Crematorium grounds were so overrun, that workers there were working for 16–18 hours every day for more than a week, keeping a count of cremations taking places was difficult for anybody, workers tell people were forced to cremate their loved ones in mass cremations that were taking place without knowing which pyre belongs to them, people who were unable to afford the skyrocketing prices of wood needed for the funeral were forced to bury their loved ones at river banks, some were even left abandoned. Thousands of dead bodies were seen floating in The Ganges of Uttar Pradesh.

“The dead bodies were piled up on the ground without any attendees, people were asking for help to pick up and carry dead bodies of their loved ones to the final cremation platform. The authorities of the crematorium announced that they have reached capacity at 10 am in the morning that day. People who reached before time like him were lucky, others had to wait for the whole day in the heat. The bodies were kept down on roadsides, as finding ambulances and freezers was not an option available” Manshubh Singh says, who went to Beri Wala Bagh crematorium in Delhi to cremate his grandmother who died because of covid.

The crisis also brought the worst in people, as scammer sold oxygen cylinders at shockingly high prices, as high as ₹ 50,000, which was supposed to be around ₹ 7,000–10,000, people in desperate need of antiviral drugs like Remdesivir paid a hefty amount for even one vial which was sold in the black market for ₹ 25,000 which was supposed to range between ₹ 899 -3,490 per 100ml vial.
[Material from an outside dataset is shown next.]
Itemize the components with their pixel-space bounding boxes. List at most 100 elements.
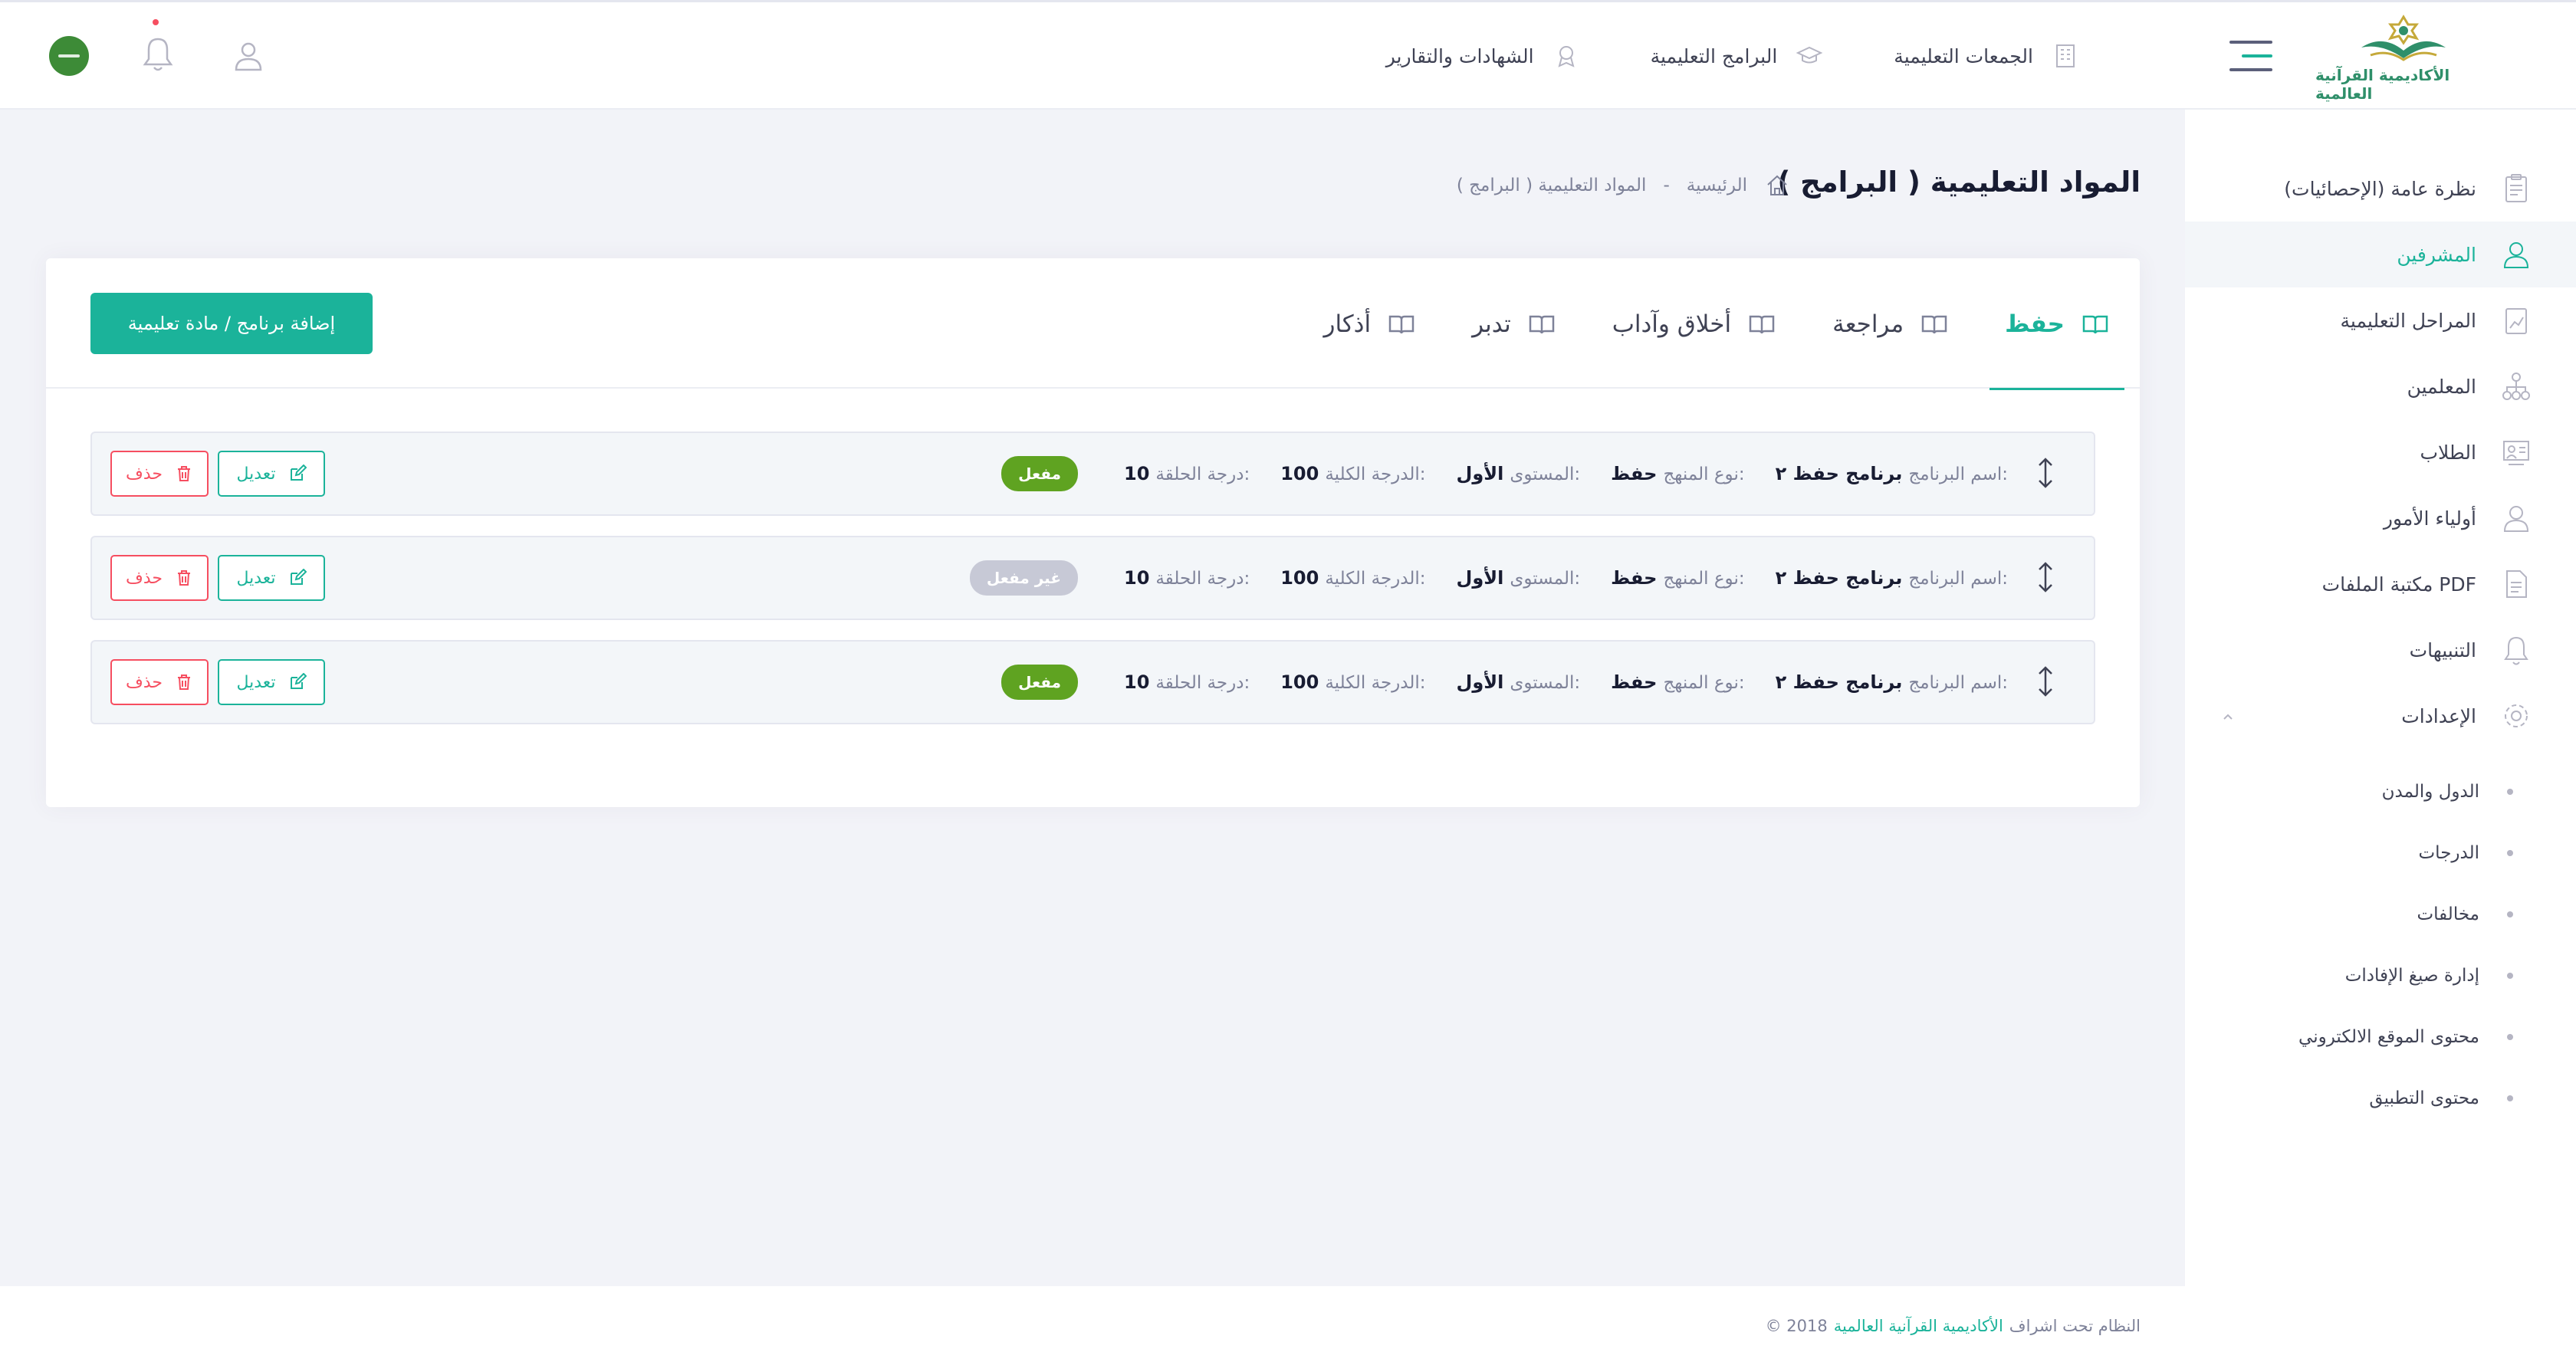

Some ambulances charged people ₹25,000 for covering even a distance of only 4km.

Pukit Kukreja managed to procure 2 vials of Remdesivir for 25–35k, which were sold by the people who were admitted to the hospital and had one or two doses left with them. He was on his hunt for more vials as doctors had asked for Six doses, when he got another dose of Remdesiver from a dealer who was selling it ₹ 25,000, later when he opened the packaging, he found only 1/10 of what the quantity should be, he realized that he was looted. By the end of his hunt he managed to procure 6 vials of Remdesiver for his cousin brother at the cost of 1.5 lakhs, he paid the amount as they already had lost one family member, and didn’t want to take any chances, but unfortunately, his cousin also couldn’t make it. Pulkit ran in search of oxygen cylinders and refills for almost a week, and later he has tested positive for the virus himself.

Many believe that people who might have survived, died as a result of the poor healthcare system, and the negligence of the Government towards the warning of the second wave given by experts.